R MDS Kruskal’s Stress – How to Compute Kruskal’s Stress for MDS in R

distancegoodness of fitmultidimensional scalingr

I am performing classical MDS on a dataset (Gower matrix returned by R cluster package function daisy). In my field, a measure of fit of the MDS is reported. Other researchers usually perform this analysis with the Clustan software (Wishart 2004) software, which performs the Kruskal's Stress test. Kruskal's stress is defined as:

$$
\sqrt{\frac{\sum (d_{ij}-\delta_{ij})^{2}}{\sum d_{ij}^{2}}}
$$

where 𝑑𝑖𝑗
represents the distances, and 𝛿𝑖𝑗 represents the disparities.

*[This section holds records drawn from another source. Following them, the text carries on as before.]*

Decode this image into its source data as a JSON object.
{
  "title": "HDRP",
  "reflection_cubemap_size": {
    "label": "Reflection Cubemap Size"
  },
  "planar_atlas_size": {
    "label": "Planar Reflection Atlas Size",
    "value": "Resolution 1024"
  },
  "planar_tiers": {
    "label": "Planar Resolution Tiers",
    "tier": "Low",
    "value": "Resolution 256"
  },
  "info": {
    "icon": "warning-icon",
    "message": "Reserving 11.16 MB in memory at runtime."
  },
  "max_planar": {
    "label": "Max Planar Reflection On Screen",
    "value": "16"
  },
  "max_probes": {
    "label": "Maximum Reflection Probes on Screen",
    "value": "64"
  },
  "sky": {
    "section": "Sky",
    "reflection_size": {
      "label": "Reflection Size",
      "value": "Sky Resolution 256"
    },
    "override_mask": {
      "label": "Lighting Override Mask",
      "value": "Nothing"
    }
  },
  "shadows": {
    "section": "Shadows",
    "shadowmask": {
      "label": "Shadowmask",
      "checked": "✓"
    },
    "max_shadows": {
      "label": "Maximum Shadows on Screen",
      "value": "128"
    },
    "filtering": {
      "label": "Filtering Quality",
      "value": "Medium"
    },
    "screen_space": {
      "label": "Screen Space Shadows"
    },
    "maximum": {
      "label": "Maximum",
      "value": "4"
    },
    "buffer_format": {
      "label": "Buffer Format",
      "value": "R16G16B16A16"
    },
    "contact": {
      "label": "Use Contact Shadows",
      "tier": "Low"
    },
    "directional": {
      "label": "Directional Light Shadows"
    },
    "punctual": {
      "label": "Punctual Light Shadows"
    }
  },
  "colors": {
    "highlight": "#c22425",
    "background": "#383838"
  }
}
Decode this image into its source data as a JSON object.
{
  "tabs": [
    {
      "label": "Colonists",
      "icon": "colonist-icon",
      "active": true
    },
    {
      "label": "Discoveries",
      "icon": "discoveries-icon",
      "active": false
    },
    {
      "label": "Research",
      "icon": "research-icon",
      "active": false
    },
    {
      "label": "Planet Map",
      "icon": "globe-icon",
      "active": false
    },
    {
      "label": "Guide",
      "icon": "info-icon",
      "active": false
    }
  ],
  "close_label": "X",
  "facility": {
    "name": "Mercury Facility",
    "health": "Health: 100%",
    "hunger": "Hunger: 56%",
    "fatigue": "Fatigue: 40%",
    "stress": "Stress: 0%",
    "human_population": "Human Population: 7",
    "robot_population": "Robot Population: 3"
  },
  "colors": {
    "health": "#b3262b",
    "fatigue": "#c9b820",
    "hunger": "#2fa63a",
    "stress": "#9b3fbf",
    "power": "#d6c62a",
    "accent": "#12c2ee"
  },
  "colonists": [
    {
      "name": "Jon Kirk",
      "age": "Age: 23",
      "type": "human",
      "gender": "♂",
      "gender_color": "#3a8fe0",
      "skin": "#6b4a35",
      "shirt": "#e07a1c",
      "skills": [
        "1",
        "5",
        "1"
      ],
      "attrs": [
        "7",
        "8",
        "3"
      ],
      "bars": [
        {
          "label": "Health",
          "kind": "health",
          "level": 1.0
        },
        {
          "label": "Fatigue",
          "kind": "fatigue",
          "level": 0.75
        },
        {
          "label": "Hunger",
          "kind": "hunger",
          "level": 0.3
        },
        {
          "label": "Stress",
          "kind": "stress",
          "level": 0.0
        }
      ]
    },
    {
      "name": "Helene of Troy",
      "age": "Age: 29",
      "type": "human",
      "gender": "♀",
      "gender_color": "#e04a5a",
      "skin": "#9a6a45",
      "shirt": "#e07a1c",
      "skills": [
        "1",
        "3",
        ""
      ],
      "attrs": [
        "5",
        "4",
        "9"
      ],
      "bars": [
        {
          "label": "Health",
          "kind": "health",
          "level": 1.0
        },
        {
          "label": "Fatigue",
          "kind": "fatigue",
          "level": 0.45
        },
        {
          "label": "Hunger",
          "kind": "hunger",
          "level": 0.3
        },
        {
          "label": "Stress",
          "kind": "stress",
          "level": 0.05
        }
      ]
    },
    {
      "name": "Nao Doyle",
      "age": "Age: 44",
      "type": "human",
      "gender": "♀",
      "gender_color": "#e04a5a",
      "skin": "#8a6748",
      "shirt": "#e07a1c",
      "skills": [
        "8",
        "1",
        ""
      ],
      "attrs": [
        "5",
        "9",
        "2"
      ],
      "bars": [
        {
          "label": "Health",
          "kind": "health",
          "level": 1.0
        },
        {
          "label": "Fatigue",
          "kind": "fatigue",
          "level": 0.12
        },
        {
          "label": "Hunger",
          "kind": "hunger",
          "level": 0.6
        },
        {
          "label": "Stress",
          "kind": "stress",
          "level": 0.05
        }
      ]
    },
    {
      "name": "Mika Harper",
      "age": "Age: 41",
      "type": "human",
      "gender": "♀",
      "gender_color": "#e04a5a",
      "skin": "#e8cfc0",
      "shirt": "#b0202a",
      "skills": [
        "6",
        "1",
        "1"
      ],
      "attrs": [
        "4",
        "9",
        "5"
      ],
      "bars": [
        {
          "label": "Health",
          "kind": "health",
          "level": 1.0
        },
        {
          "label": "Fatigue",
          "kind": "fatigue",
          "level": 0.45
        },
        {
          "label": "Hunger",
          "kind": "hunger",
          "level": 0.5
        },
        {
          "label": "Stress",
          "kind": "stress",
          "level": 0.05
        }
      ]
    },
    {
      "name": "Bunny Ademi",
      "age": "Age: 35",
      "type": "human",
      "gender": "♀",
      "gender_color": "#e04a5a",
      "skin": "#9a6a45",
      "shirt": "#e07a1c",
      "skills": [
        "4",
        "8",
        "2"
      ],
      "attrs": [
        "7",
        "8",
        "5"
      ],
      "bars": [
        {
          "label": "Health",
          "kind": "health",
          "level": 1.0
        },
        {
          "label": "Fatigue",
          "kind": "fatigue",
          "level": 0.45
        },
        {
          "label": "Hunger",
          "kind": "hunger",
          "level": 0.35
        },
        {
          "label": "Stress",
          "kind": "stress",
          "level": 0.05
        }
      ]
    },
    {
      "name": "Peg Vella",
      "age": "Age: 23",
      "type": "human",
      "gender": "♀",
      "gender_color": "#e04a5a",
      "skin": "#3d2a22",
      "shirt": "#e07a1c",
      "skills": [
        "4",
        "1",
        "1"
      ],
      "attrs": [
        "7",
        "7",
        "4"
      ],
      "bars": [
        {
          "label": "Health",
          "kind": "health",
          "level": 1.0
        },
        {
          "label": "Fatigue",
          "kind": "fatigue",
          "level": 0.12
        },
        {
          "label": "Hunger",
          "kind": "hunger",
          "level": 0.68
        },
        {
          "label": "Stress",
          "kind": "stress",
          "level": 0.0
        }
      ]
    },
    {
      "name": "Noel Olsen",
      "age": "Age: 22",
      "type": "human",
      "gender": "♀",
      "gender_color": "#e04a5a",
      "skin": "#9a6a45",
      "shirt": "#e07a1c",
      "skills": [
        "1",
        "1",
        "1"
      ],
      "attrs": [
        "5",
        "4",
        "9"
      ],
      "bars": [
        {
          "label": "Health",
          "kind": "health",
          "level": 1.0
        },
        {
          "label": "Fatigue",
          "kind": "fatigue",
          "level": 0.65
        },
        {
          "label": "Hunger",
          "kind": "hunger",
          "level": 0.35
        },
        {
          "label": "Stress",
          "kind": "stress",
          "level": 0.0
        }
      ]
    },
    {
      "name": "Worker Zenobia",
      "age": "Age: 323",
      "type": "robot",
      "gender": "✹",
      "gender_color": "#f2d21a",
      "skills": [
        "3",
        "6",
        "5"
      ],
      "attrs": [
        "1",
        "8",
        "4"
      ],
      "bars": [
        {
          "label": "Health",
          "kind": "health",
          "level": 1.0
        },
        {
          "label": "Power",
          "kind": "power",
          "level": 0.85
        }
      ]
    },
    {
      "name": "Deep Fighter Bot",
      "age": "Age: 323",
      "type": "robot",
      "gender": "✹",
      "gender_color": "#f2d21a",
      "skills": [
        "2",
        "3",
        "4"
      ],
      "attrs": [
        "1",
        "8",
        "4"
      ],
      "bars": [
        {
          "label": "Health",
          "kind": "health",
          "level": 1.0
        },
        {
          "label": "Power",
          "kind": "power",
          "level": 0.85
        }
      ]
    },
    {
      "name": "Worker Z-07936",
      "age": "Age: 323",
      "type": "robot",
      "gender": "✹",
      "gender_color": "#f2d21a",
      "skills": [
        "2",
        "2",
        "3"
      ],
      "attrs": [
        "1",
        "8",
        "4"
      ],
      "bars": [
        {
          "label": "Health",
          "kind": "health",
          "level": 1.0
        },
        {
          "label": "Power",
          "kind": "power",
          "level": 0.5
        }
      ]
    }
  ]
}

Despite several lost hours googling around, I can't get my hands on this Clustan software, so I'm trying to recreate this analysis in R. I can perform MDS fine with cmdscale in R, but I don't understand the 'Goodness of Fit' ($GOF$) measure returned by cmdscale and would prefer to use what's standard in my field. Are there any packages that include Kruskal's Stress for MDS in R? Is there a way to calculate it manually?

Best Answer

The MDS performed here is non-metric MDS: Kruskal's stress (or loss function) as defined in your question:

\begin{equation} \sqrt{\frac{\sum \left(d_{ij}-\delta_{ij}\right)^2}{\sum d_{ij}^{2}}} \end{equation}

where the disparities $\delta_{ij}$ preserve the order of the original dissimilarities

To minimise Kruskal's stress in R you can use the function isoMDS in the MASS package.

Below I provide a simple example of this with the Kellogg's data from Multidimensional Scaling by Cox & Cox (2001).

library(MASS)
library(cluster)

Kellog.dat$Shelf <- as.factor(Kellog.dat$Shelf)

# Using daisy with Gower's metric like in your question
gower.dissimilarity <- daisy(Kellog.dat, metric= "gower")

# Minimising the stress function 
nonmetric.MDS <- isoMDS(gower.dissimilarity,k=2)

In the output from isoMDS you can see that the stress converged

initial  value 19.588355 
iter   5 value 14.955953
iter  10 value 14.577013
iter  10 value 14.575003
iter  10 value 14.575003
final  value 14.575003 
converged

Then you can also create a plot if you would like to do so

plot(nonmetric.MDS$points,asp=1,type = "n",xlab="",ylab="")
text(nonmetric.MDS$points, labels = rownames(Kellog.dat))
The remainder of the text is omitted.